Pyramidal Flow Matching for Efficient Video Generative Modeling

Yang Jin,Zhicheng Sun,Ningyuan Li,Kun Xu,Kun Xu,Hao Jiang,Nan Zhuang,Quzhe Huang,Yang Song,Yadong Mu,Zhouchen Lin
2024-10-08
Abstract:Video generation requires modeling a vast spatiotemporal space, which demands significant computational resources and data usage. To reduce the complexity, the prevailing approaches employ a cascaded architecture to avoid direct training with full resolution. Despite reducing computational demands, the separate optimization of each sub-stage hinders knowledge sharing and sacrifices flexibility. This work introduces a unified pyramidal flow matching algorithm. It reinterprets the original denoising trajectory as a series of pyramid stages, where only the final stage operates at the full resolution, thereby enabling more efficient video generative modeling. Through our sophisticated design, the flows of different pyramid stages can be interlinked to maintain continuity. Moreover, we craft autoregressive video generation with a temporal pyramid to compress the full-resolution history. The entire framework can be optimized in an end-to-end manner and with a single unified Diffusion Transformer (DiT). Extensive experiments demonstrate that our method supports generating high-quality 5-second (up to 10-second) videos at 768p resolution and 24 FPS within 20.7k A100 GPU training hours. All code and models will be open-sourced at <a class="link-external link-https" href="https://pyramid-flow.github.io" rel="external noopener nofollow">this https URL</a>.

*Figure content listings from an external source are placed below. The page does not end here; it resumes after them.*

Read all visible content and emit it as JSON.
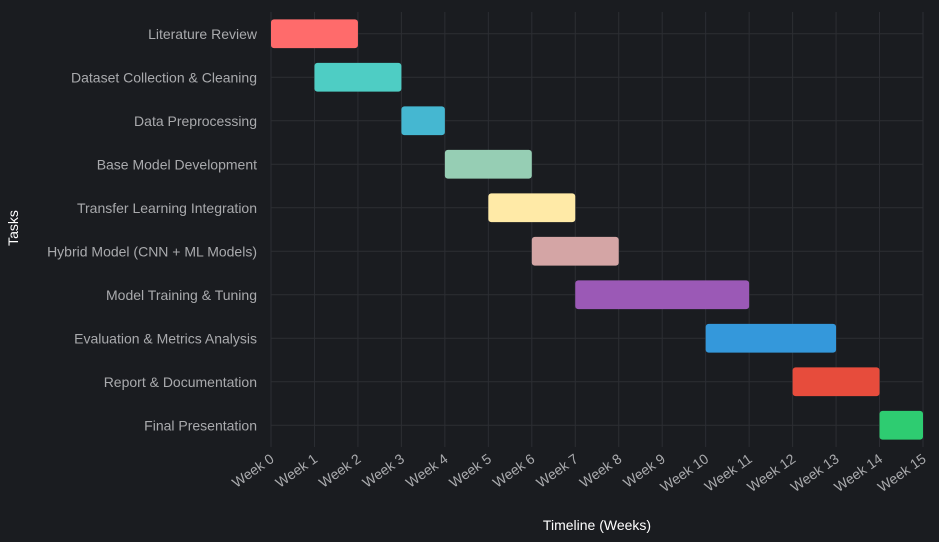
{
  "chart_data": {
    "type": "gantt",
    "title": "",
    "xlabel": "Timeline (Weeks)",
    "ylabel": "Tasks",
    "xlim": [
      0,
      15
    ],
    "grid": true,
    "x_ticks": [
      "Week 0",
      "Week 1",
      "Week 2",
      "Week 3",
      "Week 4",
      "Week 5",
      "Week 6",
      "Week 7",
      "Week 8",
      "Week 9",
      "Week 10",
      "Week 11",
      "Week 12",
      "Week 13",
      "Week 14",
      "Week 15"
    ],
    "tasks": [
      {
        "label": "Literature Review",
        "start": 0,
        "end": 2,
        "color": "#ff6b6b"
      },
      {
        "label": "Dataset Collection & Cleaning",
        "start": 1,
        "end": 3,
        "color": "#4ecdc4"
      },
      {
        "label": "Data Preprocessing",
        "start": 3,
        "end": 4,
        "color": "#45b7d1"
      },
      {
        "label": "Base Model Development",
        "start": 4,
        "end": 6,
        "color": "#96ceb4"
      },
      {
        "label": "Transfer Learning Integration",
        "start": 5,
        "end": 7,
        "color": "#ffeaa7"
      },
      {
        "label": "Hybrid Model (CNN + ML Models)",
        "start": 6,
        "end": 8,
        "color": "#d4a5a5"
      },
      {
        "label": "Model Training & Tuning",
        "start": 7,
        "end": 11,
        "color": "#9b59b6"
      },
      {
        "label": "Evaluation & Metrics Analysis",
        "start": 10,
        "end": 13,
        "color": "#3498db"
      },
      {
        "label": "Report & Documentation",
        "start": 12,
        "end": 14,
        "color": "#e74c3c"
      },
      {
        "label": "Final Presentation",
        "start": 14,
        "end": 15,
        "color": "#2ecc71"
      }
    ]
  }
}
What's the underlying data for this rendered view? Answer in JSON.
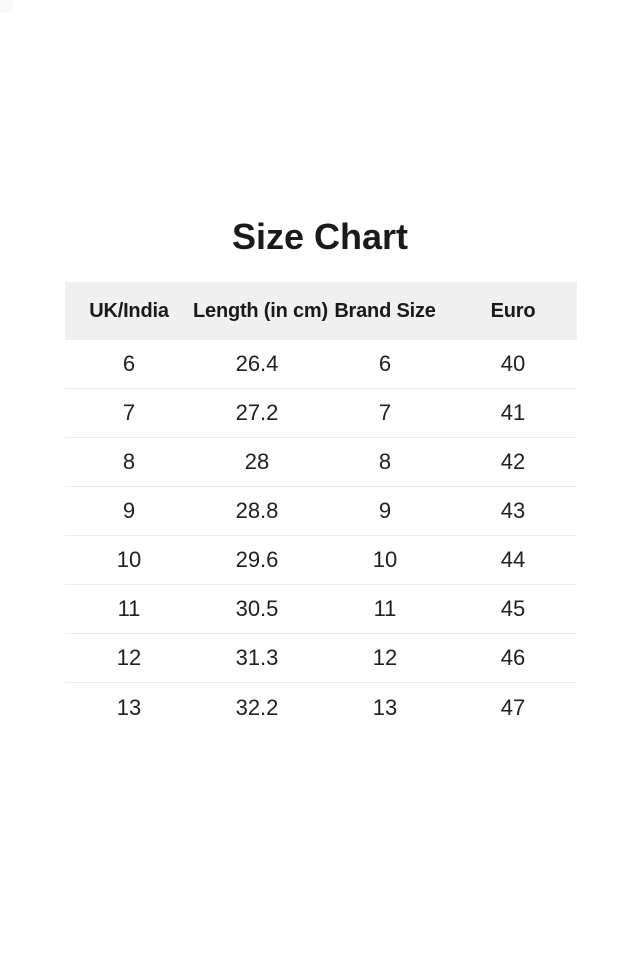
{
  "page": {
    "background": "#ffffff"
  },
  "chart_data": {
    "type": "table",
    "title": "Size Chart",
    "columns": [
      "UK/India",
      "Length (in cm)",
      "Brand Size",
      "Euro"
    ],
    "rows": [
      [
        "6",
        "26.4",
        "6",
        "40"
      ],
      [
        "7",
        "27.2",
        "7",
        "41"
      ],
      [
        "8",
        "28",
        "8",
        "42"
      ],
      [
        "9",
        "28.8",
        "9",
        "43"
      ],
      [
        "10",
        "29.6",
        "10",
        "44"
      ],
      [
        "11",
        "30.5",
        "11",
        "45"
      ],
      [
        "12",
        "31.3",
        "12",
        "46"
      ],
      [
        "13",
        "32.2",
        "13",
        "47"
      ]
    ],
    "layout": {
      "header_background": "#f0f0f1",
      "row_divider_color": "#ededed",
      "title_color": "#1a1a1a",
      "cell_text_color": "#212121",
      "legend": "none",
      "grid": "horizontal-row-dividers"
    }
  }
}
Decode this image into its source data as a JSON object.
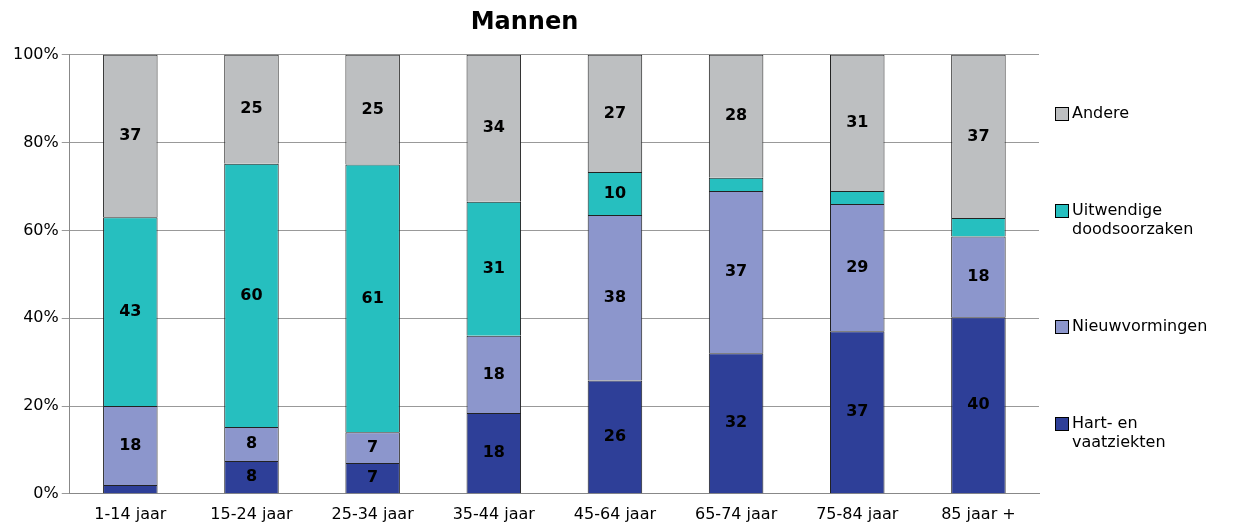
{
  "chart_data": {
    "type": "bar",
    "title": "Mannen",
    "stacked": true,
    "grid": "y",
    "legend": "right",
    "categories": [
      "1-14 jaar",
      "15-24 jaar",
      "25-34 jaar",
      "35-44 jaar",
      "45-64 jaar",
      "65-74 jaar",
      "75-84 jaar",
      "85 jaar +"
    ],
    "ylim": [
      0,
      100
    ],
    "yticks": [
      {
        "value": 0,
        "label": "0%"
      },
      {
        "value": 20,
        "label": "20%"
      },
      {
        "value": 40,
        "label": "40%"
      },
      {
        "value": 60,
        "label": "60%"
      },
      {
        "value": 80,
        "label": "80%"
      },
      {
        "value": 100,
        "label": "100%"
      }
    ],
    "series": [
      {
        "name": "Hart- en vaatziekten",
        "color": "#2e3f98",
        "values": [
          2,
          7.5,
          7,
          18.4,
          25.8,
          32,
          37,
          40.2
        ],
        "value_labels": [
          null,
          "8",
          "7",
          "18",
          "26",
          "32",
          "37",
          "40"
        ]
      },
      {
        "name": "Nieuwvormingen",
        "color": "#8c96cc",
        "values": [
          18,
          7.7,
          7,
          17.6,
          37.7,
          37,
          29,
          18.4
        ],
        "value_labels": [
          "18",
          "8",
          "7",
          "18",
          "38",
          "37",
          "29",
          "18"
        ]
      },
      {
        "name": "Uitwendige doodsoorzaken",
        "color": "#26bfbf",
        "values": [
          43,
          60,
          61,
          30.5,
          9.8,
          3,
          3,
          4.2
        ],
        "value_labels": [
          "43",
          "60",
          "61",
          "31",
          "10",
          null,
          null,
          null
        ]
      },
      {
        "name": "Andere",
        "color": "#bdbfc1",
        "values": [
          37,
          24.8,
          25,
          33.5,
          26.7,
          28,
          31,
          37.2
        ],
        "value_labels": [
          "37",
          "25",
          "25",
          "34",
          "27",
          "28",
          "31",
          "37"
        ]
      }
    ]
  }
}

Computer Vision and Pattern Recognition,Machine Learning
What problem does this paper attempt to address?
### What problems does this paper attempt to solve? This paper aims to solve the problems of high computational complexity and data - intensiveness faced by video generation models during training and inference. Specifically, the paper focuses on the following two main challenges: 1. **Spatio - temporal complexity**: - Video generation requires modeling a large spatio - temporal space, which demands a large amount of computational resources and data usage. To reduce this complexity, existing methods usually adopt a cascaded architecture, generating video frames step by step in multiple stages, thus avoiding training directly at full resolution. - However, these methods optimize each sub - stage independently, which hinders knowledge sharing and sacrifices a certain degree of flexibility and scalability. 2. **Computational efficiency**: - In video generation, the early time steps are usually very noisy and contain less information, so it may not be necessary to operate at full resolution. Moreover, processing high - resolution video data leads to redundant calculations, increasing the training time and computational cost. To solve these problems, the authors propose a new efficient video generation framework - **Pyramidal Flow Matching**. The main innovations of this algorithm include: - **Pyramidal flow matching**: Reinterpreting the original denoising trajectory as a series of pyramid stages, where only the final stage runs at full resolution, thus significantly reducing redundant calculations in the early time steps. - **Spatio - temporal pyramid design**: Introducing spatial pyramids and time pyramids to compress representations at different scales respectively, further improving the training efficiency. - **Unified Diffusion Transformer (DiT)**: Achieving end - to - end joint training through a unified DiT model, avoiding the separate optimization of multiple models, simplifying the implementation and accelerating the training process. Through these improvements, this method can significantly reduce the required computational resources and training time while maintaining high - quality video generation. Experimental results show that this method can generate high - quality videos up to 10 seconds long at 768p resolution and 24 FPS, and only requires 20.7k A100 GPU hours of training time.